Segmentation and Paging are not at all redundant. The Linux OS fully incorporates demand paging, but it does not use memory segmentation. This gives all tasks a flat, linear, virtual address space of 32/64 bits.
Paging adds on another layer of abstraction to the memory address translation. With paging, linear memory addresses are mapped to pages of memory, instead of being translated directly to physical memory. Since pages can be swapped in and out of physical RAM, paging allows more memory to be allocated than what is physically available. Only pages that are being actively used need to be mapped into physical memory.
An alternative to page swapping is segment swapping, but it is generally much less efficient given that segments are usually larger than pages.
Segmentation of memory is a method of allocating multiple chunks of memory (per task) for different purposes and allowing those chunks to be protected from each other. In Linux a task's code, data, and stack sections are all mapped to a single segment of memory.
The 32-bit processors do not have a mode bit for disabling
segmentation, but the same effect can be achieved by mapping the
stack, code, and data spaces to the same range of linear addresses.
The 32-bit offsets used by 32-bit processor instructions can cover a
four-gigabyte linear address space.
Aditionally, the Intel documentation states:
A flat model without paging minimally requires a GDT with one code and
one data segment descriptor. A null descriptor in the first GDT entry
is also required. A flat model with paging may provide code and data
descriptors for supervisor mode and another set of code and data
descriptors for user mode
This is the reason for having a one pair of CS/DS for kernel privilege execution (ring 0), and one pair of CS/DS for user privilege execution (ring 3).
Summary: Segmentation provides a means to isolate and protect sections of memory. Paging provides a means to allocate more memory that what is physically available.
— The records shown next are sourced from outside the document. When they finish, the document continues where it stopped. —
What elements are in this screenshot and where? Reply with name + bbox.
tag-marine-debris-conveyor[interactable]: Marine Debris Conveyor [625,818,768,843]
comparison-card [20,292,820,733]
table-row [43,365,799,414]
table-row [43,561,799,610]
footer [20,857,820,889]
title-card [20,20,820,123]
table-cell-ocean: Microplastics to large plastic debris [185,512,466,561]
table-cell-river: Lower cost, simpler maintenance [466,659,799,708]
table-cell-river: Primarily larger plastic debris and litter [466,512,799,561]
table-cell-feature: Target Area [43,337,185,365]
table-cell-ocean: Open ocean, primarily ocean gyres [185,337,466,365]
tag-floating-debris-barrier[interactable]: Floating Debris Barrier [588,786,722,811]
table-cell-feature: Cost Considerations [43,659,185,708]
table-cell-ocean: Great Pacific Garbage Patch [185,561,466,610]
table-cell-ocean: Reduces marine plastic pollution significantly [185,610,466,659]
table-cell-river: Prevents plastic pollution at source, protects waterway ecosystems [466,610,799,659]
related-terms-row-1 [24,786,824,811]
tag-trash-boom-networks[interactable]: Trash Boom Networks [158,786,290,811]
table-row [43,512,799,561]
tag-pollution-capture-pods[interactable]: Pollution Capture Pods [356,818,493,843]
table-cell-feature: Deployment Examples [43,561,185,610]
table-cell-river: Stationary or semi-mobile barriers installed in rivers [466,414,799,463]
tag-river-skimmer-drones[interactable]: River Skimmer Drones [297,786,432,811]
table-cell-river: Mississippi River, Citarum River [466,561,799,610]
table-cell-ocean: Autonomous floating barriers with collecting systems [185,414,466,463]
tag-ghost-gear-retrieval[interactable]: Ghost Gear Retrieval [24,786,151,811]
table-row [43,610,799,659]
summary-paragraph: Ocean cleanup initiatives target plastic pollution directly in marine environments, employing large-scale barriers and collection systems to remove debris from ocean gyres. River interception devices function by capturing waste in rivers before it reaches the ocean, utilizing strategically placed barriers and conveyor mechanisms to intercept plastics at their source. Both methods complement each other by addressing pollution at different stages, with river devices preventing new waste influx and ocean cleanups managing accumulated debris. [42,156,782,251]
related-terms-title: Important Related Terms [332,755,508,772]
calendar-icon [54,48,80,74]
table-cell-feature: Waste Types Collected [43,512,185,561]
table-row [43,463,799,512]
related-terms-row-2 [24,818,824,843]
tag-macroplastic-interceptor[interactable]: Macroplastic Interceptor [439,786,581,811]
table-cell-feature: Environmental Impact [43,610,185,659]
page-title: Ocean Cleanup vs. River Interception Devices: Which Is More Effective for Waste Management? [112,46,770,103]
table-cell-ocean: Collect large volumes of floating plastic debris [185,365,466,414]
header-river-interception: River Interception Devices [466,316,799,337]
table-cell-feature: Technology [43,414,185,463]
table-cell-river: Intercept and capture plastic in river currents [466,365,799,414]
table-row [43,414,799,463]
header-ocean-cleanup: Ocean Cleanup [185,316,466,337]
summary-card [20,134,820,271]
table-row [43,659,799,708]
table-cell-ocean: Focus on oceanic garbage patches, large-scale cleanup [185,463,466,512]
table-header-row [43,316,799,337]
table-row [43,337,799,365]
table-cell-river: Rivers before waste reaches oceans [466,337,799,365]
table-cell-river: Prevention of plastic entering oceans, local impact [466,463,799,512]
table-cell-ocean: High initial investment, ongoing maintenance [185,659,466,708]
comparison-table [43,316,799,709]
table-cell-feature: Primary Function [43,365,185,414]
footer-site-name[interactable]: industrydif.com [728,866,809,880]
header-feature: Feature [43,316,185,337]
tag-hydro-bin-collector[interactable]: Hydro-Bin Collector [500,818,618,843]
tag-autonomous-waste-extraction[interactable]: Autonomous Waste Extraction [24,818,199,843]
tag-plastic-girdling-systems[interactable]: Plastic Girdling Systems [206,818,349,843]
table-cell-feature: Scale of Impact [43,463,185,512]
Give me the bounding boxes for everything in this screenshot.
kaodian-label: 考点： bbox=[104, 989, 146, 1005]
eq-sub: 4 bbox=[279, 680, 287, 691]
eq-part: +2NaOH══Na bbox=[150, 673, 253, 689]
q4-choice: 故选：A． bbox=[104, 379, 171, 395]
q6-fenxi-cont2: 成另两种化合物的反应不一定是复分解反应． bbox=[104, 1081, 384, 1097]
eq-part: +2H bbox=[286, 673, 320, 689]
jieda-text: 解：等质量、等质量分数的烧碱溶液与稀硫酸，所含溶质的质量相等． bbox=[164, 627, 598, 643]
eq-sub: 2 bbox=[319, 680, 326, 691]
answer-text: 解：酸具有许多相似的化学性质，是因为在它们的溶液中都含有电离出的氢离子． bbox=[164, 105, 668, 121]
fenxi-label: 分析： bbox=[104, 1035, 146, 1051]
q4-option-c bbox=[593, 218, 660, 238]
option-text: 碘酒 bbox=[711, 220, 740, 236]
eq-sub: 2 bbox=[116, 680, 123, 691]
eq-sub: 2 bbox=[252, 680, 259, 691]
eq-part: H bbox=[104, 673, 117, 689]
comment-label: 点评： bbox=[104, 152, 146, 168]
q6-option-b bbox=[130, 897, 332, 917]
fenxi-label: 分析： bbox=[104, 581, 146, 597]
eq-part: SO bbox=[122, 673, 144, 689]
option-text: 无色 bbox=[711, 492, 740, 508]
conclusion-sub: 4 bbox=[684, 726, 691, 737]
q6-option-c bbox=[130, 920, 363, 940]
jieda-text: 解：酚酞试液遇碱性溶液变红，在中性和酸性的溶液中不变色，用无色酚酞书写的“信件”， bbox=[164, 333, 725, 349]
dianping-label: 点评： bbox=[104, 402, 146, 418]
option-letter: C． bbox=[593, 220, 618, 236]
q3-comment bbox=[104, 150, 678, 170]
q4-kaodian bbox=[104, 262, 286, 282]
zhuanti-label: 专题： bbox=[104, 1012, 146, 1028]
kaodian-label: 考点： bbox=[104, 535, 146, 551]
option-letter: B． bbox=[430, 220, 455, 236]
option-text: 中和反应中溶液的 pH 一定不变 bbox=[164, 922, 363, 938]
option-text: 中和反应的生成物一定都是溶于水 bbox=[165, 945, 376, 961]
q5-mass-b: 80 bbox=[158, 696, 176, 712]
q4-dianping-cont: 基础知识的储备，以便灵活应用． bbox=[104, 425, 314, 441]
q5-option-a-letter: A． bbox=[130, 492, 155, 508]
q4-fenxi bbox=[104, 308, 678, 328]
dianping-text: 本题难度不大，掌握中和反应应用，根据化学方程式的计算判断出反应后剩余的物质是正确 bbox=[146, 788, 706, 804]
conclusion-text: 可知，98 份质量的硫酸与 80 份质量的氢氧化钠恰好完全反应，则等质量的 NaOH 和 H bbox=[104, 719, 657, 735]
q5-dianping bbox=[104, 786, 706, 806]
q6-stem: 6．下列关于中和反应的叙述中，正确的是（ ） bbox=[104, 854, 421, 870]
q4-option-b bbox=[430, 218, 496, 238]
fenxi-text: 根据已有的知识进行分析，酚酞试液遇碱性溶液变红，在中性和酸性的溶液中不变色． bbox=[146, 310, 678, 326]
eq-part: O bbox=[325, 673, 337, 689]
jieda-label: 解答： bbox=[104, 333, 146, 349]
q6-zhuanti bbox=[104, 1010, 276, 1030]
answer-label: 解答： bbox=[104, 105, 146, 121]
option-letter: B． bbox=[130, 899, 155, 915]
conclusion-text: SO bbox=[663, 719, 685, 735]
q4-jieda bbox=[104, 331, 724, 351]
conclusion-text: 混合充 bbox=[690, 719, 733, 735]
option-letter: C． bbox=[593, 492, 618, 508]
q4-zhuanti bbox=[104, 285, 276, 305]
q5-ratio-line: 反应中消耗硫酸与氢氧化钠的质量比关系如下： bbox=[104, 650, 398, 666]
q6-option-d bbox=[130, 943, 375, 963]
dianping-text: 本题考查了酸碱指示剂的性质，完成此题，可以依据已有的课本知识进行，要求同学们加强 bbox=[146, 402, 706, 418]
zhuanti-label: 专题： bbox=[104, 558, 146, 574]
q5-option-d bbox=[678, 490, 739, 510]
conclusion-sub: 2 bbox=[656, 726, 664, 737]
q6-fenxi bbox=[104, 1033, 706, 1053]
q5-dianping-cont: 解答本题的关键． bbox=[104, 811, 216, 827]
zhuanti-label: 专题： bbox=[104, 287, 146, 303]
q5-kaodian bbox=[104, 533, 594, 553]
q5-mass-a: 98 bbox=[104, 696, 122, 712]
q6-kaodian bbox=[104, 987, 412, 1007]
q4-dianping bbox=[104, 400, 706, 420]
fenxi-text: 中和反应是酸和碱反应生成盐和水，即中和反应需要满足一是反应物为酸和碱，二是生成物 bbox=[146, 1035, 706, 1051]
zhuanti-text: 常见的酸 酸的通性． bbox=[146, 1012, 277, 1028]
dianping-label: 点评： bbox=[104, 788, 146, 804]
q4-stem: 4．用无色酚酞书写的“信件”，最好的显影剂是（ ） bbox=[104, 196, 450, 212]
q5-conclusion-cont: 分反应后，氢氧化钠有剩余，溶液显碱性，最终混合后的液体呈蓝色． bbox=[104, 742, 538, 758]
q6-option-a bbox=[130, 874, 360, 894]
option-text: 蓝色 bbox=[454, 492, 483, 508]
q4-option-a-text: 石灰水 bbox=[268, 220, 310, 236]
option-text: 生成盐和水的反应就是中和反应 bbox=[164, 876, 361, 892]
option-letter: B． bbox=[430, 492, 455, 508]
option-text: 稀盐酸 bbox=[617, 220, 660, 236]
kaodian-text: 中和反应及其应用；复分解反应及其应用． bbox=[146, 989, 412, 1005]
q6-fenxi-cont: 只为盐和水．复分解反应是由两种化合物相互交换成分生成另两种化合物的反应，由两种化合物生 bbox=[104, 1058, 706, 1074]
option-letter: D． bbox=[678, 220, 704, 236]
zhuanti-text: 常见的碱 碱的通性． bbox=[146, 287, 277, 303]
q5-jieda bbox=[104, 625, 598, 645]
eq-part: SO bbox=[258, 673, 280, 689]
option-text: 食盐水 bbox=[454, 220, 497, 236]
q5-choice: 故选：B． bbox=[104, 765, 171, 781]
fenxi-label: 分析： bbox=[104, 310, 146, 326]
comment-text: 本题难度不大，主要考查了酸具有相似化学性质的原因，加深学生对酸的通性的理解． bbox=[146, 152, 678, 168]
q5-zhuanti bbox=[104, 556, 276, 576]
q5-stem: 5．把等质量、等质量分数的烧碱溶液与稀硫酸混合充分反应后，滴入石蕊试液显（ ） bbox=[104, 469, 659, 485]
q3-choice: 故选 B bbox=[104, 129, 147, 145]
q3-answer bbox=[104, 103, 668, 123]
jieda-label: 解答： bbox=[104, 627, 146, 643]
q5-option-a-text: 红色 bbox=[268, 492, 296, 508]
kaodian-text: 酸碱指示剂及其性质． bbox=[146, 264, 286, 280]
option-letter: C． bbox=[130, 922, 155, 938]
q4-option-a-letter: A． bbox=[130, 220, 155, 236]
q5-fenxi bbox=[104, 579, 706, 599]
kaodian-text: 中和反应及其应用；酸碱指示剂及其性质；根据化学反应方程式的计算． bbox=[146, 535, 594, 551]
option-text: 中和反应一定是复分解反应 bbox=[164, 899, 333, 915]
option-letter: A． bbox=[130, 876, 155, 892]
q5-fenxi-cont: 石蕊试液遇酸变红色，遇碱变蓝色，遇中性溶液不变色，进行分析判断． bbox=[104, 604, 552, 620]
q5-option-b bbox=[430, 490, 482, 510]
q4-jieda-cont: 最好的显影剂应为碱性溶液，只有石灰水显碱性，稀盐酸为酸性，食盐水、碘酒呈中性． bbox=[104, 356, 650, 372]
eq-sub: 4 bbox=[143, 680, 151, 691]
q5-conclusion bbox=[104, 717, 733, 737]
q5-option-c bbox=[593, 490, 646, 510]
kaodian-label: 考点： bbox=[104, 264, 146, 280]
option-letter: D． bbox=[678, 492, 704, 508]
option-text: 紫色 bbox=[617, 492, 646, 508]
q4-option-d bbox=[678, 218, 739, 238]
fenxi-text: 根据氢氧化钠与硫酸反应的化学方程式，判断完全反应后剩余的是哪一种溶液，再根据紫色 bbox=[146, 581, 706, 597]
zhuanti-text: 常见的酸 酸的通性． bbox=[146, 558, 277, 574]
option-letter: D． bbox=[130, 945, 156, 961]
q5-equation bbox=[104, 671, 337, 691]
Windows uses the fs segment for local thread storage.
Therefore, wine has to use it, and the linux kernel needs to support it.
Modern operating systems (i.e. Linux, other Unixen, Windows NT, etc.) do not use the segmentation facility provided by the x86 processor. Instead, they use a flat 32 bit memory model. Each user mode process has it's own 32 bit virtual address space.
(Naturally the widths are expanded to 64 bits on x86_64 systems)
Intel first added segmentation on the 80286, and then paging on the 80386. Unix-like OSes typically use paging for virtual memory.
Anyway, since paging on x86 didn't support execute permissions until recently, OpenWall Linux used segmentation to provide non-executable stack regions, i.e. it set the code segment limit to a lower value than the other segment's limits, and did some emulation to support trampolines on the stack.